Kahvaltımızı bitirdikten sonra, sabah sekizde Paris ‘i gezmek üzere otelimizden ayrıldık. Gezi anılarımı yazmadan önce sizlere Paris şehri hakkında biraz bilgi vermek istiyorum. Şehir M.Ö. 3. Yüzyılda Galyalılar’ın Parisi kabilesi tarafından, Seine Nehrinin taşıdığı alüvyonlardan oluşan iki adacık üzerine kurulmuş.  Zamanla şehir büyüdükçe bu adacıklardan tahta köprülerle bağlantı kurulmak suretiyle  Seine Nehrinin kenarlarında evler inşa edilmiş ve yerleşim nehrin iki yakasına kaymış. Dünyanın kültür, sanat, eğlence ve lüks tüketim merkezi olarak adlandırılan şehir 105.4 kilometrekarelik alana sahip. 2007 nüfus sayımı verilerine göre banliyöleri de dahil olmak üzere  Paris’te  11.8 milyon kişi yaşıyormuş.
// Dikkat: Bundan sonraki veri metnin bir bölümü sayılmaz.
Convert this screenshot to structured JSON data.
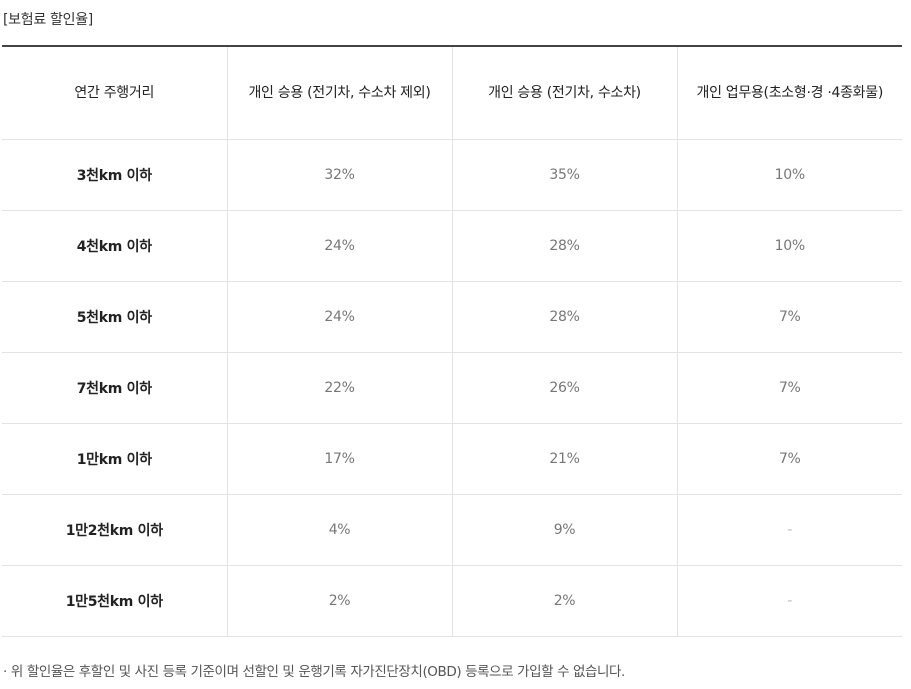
{
  "caption": "[보험료 할인율]",
  "table": {
    "headers": [
      "연간 주행거리",
      "개인 승용 (전기차, 수소차 제외)",
      "개인 승용 (전기차, 수소차)",
      "개인 업무용(초소형·경 ·4종화물)"
    ],
    "rows": [
      {
        "label": "3천km 이하",
        "v1": "32%",
        "v2": "35%",
        "v3": "10%"
      },
      {
        "label": "4천km 이하",
        "v1": "24%",
        "v2": "28%",
        "v3": "10%"
      },
      {
        "label": "5천km 이하",
        "v1": "24%",
        "v2": "28%",
        "v3": "7%"
      },
      {
        "label": "7천km 이하",
        "v1": "22%",
        "v2": "26%",
        "v3": "7%"
      },
      {
        "label": "1만km 이하",
        "v1": "17%",
        "v2": "21%",
        "v3": "7%"
      },
      {
        "label": "1만2천km 이하",
        "v1": "4%",
        "v2": "9%",
        "v3": "-"
      },
      {
        "label": "1만5천km 이하",
        "v1": "2%",
        "v2": "2%",
        "v3": "-"
      }
    ]
  },
  "note": {
    "bullet": "·",
    "text": "위 할인율은 후할인 및 사진 등록 기준이며 선할인 및 운행기록 자가진단장치(OBD) 등록으로 가입할 수 없습니다."
  }
}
                Eyfel kulesine yakın bir yerde otobüsümüzden inip, kısa bir yürüyüşün ardından kulenin bulunduğu meydana geldik. Saat bakmadım ama sanırım sekizbuçuk civarındaydı. Oldukça büyük olan meydanda tabiri caizse iğne atsanız yere düşmeyecek bir kalabalık vardı. Kuleye giriş biletleri önceden temin edilemediği için, herkes beklediğinden yoğun bir kalabalık ve uzayıp giden kuyruklar vardı. Çaresiz biz de herkes gibi kuyruğa girip beklemeye başladık. Bu kalabalığın içindeki siyahilerin ve Uzak doğulu turistlerin çokluğu ilgimi çekti.

 

                Kule 1889 yılında Gustave Eiffel tarafından devrimin 100. Yılı anısına Sergi için geçici bir süreliğine inşa edilmiş. Yapımı iki yıl sürmüş. 18.000 parça demirin 2.5 milyon perçinle tutturulduğu  yapı  300.50 metre yüksekliğinde ve 1665 basamaktan oluşmakta. Halkın ve bazı sanatçıların çirkin bir demir yığını olarak gördükleri kulenin yıkılmasına karar verilmiş. Yüksekliğinden dolayı bir süre radyo istasyonu olarak ardından uzun yıllar Citroen firmasının billboardı olarak kullanılmış. Daha sonraları turizme açılarak şehrin, hatta ülkenin sembolü olmuş ve kuleye halk tarafından Demir Leydi adı verilmiş. Günümüzde kule her yedi yılda bir 60 ton boya ile boyanmakta imiş.

 

                Kuleye isteğinize göre asansör veya merdivenlerden çıkabilirsiniz. Biz grup olarak asansörle çıkmayı tercih ettik. Kuledeki seyir teraslarından şehrin manzarası gerçekten görülmeye değer. Bir taraftan bütün şehri ikiye bölen Seine nehri göz alabildiğince uzanıyor. Diğer taraftan şehrin göz alıcı tarihi ve turistik yapılarını, geniş meydanlarını görebiliyorsunuz. Kuledeki turistlerin arasındaki Türklerin çokluğu  ilgimi çekti. Her seyir terasında, hemen her köşede Türkçe konuşan birilerini görmek mümkün.

 

                Manzaranın tadını doya doya çıkarabilmek için asansörle çıktığımız kuleden merdivenlerden yürüyerek indik.  Bunun sonucunda saatlerce bacaklarımın ağrıdığını tahmin edebilirsiniz. Ama manzara o kadar güzeldi ki, çektiğim ağrıya değdi doğrusu.

 

                Ayrıca kuleyi gece de görme imkanımız oldu. Aynen bizim Boğaz Köprüsü gibi ışıklandırılıp, turistlere görsel bir şölen sunuluyor.